La Pasqua e il lavoro

Che cosa c’entra la resurrezione di Cristo con il lavoro e la vita dell’azienda? Da giorni rifletto su questa domanda, specie dopo un dialogo con alcuni dipendenti a seguito di ripetuti errori che si erano verificati in un reparto. Ne era emersa una domanda: come e perché lavorare bene?

Questa mattina, mentre mi recavo ad un appuntamento, mi è balzata alla mente la centralità della parola esperienza. L’uomo, infatti, orienta la sua vita in base all’esperienza. Se è sommerso da circostanze negative, facilmente arriverà ad un sentimento negativo della vita. Questa osservazione evidenzia che egli ha dentro di sé un criterio oggettivo che lo mette in grado di distinguere il vino buono da quello cattivo, il cibo gustoso da quello scadente, il bello dal brutto, il bene dal male. Non a caso tutti noi siamo grati a chi ci tratta bene. Aziendalmente si parla della “soddisfazione del cliente”; il cliente soddisfatto è uno che nella relazione di lavoro ha fatto un’esperienza di bene. In tutto, infatti, è un bene ciò che l’uomo desidera, attende e si aspetta.
Quanto più una persona fa esperienza del bene, tanto più esso diventa il sentimento dominante della sua coscienza, ciò a cui tende nei rapporti, nelle parole, nelle azioni. È perché ho fatto e faccio ogni giorno esperienza di uno sguardo di simpatia che riconosco questo come bene per me così che quanto più ospito questa presenza buona, quanto più convivo con essa, faccio memoria del suo sguardo, delle sue parole, dei suoi gesti, tanto più essi diventano sguardi, parole, gesti miei, in cui sento compiersi la mia umanità fino a desiderare che tutto ne sia investito. È l’esperienza di un bene presente che mi fa trattare bene gli altri e le cose, mi rende paziente verso il limite, indomabile nella costruzione.
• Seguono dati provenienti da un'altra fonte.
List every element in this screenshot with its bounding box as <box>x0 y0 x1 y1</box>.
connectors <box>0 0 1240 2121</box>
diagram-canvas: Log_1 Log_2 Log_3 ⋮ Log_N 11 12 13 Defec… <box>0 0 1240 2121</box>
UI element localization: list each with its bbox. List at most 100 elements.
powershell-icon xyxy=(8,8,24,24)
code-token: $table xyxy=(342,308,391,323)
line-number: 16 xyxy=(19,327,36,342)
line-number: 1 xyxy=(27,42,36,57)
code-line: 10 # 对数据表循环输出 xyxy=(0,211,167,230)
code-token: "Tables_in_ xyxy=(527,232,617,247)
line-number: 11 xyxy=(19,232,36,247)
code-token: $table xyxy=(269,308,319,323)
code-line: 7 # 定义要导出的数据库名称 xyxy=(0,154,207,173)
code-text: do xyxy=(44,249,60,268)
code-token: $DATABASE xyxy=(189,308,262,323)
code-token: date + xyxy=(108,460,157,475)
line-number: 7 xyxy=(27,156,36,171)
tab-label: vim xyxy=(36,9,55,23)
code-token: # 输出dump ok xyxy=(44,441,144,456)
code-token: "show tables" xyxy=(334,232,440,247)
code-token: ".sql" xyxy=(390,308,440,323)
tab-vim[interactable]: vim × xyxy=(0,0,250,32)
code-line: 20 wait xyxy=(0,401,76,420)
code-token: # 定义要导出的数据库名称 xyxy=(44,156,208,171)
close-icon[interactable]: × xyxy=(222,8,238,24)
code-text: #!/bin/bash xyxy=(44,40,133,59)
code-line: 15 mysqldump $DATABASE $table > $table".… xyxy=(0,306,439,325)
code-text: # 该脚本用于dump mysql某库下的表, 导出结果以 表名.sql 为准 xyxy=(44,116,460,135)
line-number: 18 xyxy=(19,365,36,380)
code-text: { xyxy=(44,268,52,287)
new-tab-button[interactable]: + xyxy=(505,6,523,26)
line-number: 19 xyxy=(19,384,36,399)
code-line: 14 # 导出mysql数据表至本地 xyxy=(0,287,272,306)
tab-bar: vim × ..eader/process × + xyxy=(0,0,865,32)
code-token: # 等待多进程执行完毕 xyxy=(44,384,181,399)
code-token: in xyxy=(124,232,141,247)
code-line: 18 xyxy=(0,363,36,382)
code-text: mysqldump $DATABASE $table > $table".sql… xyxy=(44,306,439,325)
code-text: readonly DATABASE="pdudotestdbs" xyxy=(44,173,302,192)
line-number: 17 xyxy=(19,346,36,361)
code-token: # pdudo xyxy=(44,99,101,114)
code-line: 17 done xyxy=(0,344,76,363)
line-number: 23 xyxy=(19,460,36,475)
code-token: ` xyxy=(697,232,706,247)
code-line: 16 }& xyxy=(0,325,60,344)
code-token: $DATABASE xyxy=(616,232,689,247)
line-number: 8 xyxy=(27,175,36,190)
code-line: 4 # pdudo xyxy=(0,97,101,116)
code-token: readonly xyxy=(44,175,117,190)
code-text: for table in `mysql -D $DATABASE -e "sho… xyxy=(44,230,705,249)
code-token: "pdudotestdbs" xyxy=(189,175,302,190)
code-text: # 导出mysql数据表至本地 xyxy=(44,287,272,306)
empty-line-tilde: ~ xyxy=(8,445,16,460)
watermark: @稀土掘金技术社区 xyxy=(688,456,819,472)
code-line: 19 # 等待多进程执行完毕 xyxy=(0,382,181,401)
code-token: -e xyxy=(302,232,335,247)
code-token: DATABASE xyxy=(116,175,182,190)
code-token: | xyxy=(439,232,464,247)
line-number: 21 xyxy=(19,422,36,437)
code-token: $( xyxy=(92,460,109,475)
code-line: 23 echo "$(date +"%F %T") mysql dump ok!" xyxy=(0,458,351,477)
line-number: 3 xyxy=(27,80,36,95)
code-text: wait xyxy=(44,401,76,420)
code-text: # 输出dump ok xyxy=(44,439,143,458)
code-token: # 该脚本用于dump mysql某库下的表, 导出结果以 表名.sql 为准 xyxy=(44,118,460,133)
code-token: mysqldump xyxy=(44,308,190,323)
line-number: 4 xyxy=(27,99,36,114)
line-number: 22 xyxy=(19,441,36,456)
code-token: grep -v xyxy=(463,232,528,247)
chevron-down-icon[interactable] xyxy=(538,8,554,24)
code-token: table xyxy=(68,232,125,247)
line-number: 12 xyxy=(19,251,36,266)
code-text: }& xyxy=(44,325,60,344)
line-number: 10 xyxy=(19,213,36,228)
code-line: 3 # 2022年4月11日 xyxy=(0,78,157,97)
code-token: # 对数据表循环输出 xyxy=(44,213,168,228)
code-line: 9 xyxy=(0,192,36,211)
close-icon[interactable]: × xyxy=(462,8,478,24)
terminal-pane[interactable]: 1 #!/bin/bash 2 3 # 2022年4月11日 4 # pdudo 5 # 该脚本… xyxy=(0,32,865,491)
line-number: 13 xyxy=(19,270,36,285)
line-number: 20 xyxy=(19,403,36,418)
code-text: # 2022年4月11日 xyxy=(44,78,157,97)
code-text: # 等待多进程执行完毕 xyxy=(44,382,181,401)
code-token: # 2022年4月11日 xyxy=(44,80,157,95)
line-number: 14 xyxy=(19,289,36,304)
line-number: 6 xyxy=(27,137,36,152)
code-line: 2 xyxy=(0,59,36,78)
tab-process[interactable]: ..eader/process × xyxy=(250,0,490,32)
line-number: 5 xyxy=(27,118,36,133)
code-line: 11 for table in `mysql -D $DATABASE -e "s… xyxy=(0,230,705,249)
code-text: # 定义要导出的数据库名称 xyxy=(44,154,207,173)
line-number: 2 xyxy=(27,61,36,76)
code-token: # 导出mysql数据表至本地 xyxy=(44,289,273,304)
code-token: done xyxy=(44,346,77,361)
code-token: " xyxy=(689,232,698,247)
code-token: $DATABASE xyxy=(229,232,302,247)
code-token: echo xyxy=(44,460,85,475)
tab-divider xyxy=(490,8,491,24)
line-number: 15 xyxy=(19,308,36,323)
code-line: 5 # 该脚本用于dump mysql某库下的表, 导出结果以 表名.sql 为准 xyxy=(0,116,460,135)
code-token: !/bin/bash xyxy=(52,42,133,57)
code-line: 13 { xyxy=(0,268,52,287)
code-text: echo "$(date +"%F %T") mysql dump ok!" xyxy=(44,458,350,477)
Ha scritto Benedetto XVI, nella Deus caritas est: «La vera novità del Nuovo Testamento, non sta in nuove idee, ma nella figura stessa di Cristo, che dà carne e sangue ai concetti – un realismo inaudito». Dio si è incarnato per essere incontrato come fattore dell’esperienza, perché nell’incontro con Cristo l’uomo potesse fare esperienza di uno sguardo, di una parola, di azioni, di un modo di guardare la natura, di trattare le cose, di perdonare il male, di gustare la bellezza che potevano essere facilmente riconosciuti come eccezionalmente buoni tanto che i primi che lo hanno incontrato hanno continuato a cercarlo, sentendo rinascere tutta la propria umanità nel rapporto con Lui.
Questa novità, che ha la sua sorgente inesauribile in Cristo risorto, è giunta fino a noi come esperienza di un bene che ci attrae e che, quasi senza accorgersene, giorno dopo giorno prende possesso della nostra vita e del nostro lavoro.